Most experts agree that a vaccine will not get rid of the coronavirus. “Too many people are now infected with Sars-CoV-2 that it won’t disappear,” said Prof Ooi.
Citing another reason the coronavirus is here to stay, he added: “It came from an animal, and we can’t vaccinate all the animals, especially the wild animals.
“So we’ll have this virus, and occasionally it’ll spill over and cause outbreaks, especially when vaccination rates are low. And that would be the challenge.”
People may have to also accept that the first vaccine put into use “might not even be able to prevent infection”, said Prof Jin Dong-Yan from the University of Hong Kong's School of Biomedical Sciences.
“But if it could prevent severe disease and ... not have a major adverse effect, that’s already good enough,” he told Insight.

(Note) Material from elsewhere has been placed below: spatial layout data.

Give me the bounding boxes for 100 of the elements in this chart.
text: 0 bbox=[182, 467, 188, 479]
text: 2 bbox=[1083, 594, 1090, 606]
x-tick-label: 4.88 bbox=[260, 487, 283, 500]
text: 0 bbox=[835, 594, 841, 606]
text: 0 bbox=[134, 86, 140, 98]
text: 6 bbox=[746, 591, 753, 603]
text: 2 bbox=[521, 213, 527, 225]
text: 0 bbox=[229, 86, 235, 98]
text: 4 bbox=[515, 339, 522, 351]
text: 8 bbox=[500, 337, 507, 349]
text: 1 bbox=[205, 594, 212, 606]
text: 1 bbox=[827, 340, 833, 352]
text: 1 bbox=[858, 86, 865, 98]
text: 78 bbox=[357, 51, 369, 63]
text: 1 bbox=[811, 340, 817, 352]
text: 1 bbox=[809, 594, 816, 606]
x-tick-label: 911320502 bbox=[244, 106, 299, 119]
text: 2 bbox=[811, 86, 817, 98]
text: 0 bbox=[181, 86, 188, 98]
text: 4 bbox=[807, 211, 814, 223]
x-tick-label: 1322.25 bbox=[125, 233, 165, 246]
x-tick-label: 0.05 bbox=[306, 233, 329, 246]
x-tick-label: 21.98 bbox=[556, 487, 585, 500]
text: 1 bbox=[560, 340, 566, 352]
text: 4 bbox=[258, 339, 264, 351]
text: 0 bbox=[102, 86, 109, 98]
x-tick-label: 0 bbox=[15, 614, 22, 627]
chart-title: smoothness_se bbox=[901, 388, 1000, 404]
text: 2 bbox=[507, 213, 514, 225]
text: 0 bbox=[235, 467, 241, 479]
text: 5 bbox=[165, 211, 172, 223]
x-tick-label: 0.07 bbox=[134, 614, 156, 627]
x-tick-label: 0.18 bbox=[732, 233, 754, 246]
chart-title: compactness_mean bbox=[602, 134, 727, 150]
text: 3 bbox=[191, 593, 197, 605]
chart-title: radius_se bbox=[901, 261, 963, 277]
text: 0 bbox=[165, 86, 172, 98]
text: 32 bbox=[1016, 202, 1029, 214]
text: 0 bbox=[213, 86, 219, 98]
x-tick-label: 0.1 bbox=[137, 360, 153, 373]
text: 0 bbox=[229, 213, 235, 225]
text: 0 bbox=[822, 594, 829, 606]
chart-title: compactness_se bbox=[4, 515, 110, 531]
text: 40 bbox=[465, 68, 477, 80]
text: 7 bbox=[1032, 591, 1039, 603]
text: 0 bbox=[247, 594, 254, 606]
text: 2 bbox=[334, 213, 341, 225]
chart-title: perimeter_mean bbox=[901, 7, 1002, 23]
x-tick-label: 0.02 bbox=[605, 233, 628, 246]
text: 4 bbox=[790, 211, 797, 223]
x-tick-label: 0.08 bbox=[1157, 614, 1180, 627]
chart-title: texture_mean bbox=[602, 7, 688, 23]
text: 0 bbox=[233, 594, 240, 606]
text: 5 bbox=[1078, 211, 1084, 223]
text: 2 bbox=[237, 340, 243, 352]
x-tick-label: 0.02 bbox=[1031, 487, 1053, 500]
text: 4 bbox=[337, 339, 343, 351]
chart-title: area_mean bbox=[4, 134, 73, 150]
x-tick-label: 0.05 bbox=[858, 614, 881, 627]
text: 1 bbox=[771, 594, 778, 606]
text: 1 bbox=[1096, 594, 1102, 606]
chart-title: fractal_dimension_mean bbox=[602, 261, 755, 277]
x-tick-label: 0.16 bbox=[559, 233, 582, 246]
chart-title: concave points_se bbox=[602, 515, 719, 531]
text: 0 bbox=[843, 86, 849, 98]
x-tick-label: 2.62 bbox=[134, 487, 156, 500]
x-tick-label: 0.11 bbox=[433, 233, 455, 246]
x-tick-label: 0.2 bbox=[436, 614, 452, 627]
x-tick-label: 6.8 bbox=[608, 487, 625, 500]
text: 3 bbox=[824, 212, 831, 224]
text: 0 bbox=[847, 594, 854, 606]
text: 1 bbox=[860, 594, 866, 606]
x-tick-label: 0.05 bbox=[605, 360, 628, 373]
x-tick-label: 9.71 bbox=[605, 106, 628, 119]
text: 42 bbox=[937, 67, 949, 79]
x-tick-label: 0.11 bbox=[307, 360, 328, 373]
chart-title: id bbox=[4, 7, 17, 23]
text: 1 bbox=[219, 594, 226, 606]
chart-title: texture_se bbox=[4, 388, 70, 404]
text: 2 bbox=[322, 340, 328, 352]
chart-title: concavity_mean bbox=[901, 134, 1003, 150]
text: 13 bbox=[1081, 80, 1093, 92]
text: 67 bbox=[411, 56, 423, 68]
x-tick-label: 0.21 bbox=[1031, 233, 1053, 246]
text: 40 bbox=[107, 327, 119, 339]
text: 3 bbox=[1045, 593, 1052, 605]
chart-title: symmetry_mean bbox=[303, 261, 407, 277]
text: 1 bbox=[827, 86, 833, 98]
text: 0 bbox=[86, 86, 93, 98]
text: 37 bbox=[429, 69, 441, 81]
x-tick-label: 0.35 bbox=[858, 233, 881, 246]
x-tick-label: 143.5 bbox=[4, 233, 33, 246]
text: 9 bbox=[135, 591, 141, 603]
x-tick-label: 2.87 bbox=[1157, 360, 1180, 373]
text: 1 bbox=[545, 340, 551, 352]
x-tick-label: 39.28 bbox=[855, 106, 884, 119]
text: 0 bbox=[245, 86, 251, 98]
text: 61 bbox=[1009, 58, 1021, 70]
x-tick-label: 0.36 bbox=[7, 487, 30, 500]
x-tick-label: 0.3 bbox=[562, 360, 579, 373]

Virology professor Ian Jones from the University of Reading in the UK noted that the data released so far indicates that the experimental vaccines protect against COVID-19 but may not give the “sterilising immunity” to stop an infection altogether.
“The problem with that would be that someone who’s vaccinated could still be infected and could then spread the virus, so it’s not the perfect solution,” he told Insight.
Even so, he views the development of a vaccine as “the most useful way forward”.
“What we're aiming for is a vaccine that takes away the fear of the disease,” he said. “If you get vaccinated, and you’re pretty confident that you're not going to die, then I don't think people will worry too much.”
And of all the solutions to the pandemic, a vaccine is “probably the most cost-effective”, believes Dr Kim. “A vaccine is the one potential intervention that’ll get us back to something similar to what we had before,” he said.
How similar will depend “a little bit on the qualities of the vaccine” and also on “several of the unknown things about the virus and viral infection in the population”.
“We’ve learned a tremendous amount in six and a half months, but it’s not enough,” he noted.
Assuming vaccination rates are at 60 to 70 per cent five years from now, however, then he would say “we’ve protected the population from the consequences of an outbreak”.
“You’ll see an occasional COVID-19 infection that’ll look like someone has a fever and maybe some cough or shortness of breath. You’ll test them, and you’ll find COVID. But it won’t spread in the population because enough people are immune.”
For now, the “bread and butter” is safe distancing, a high level of hygiene “and all that”, said Prof Ooi. “Then you overlay that (with) vaccines and drugs. Then we have a chance of really overcoming this virus.”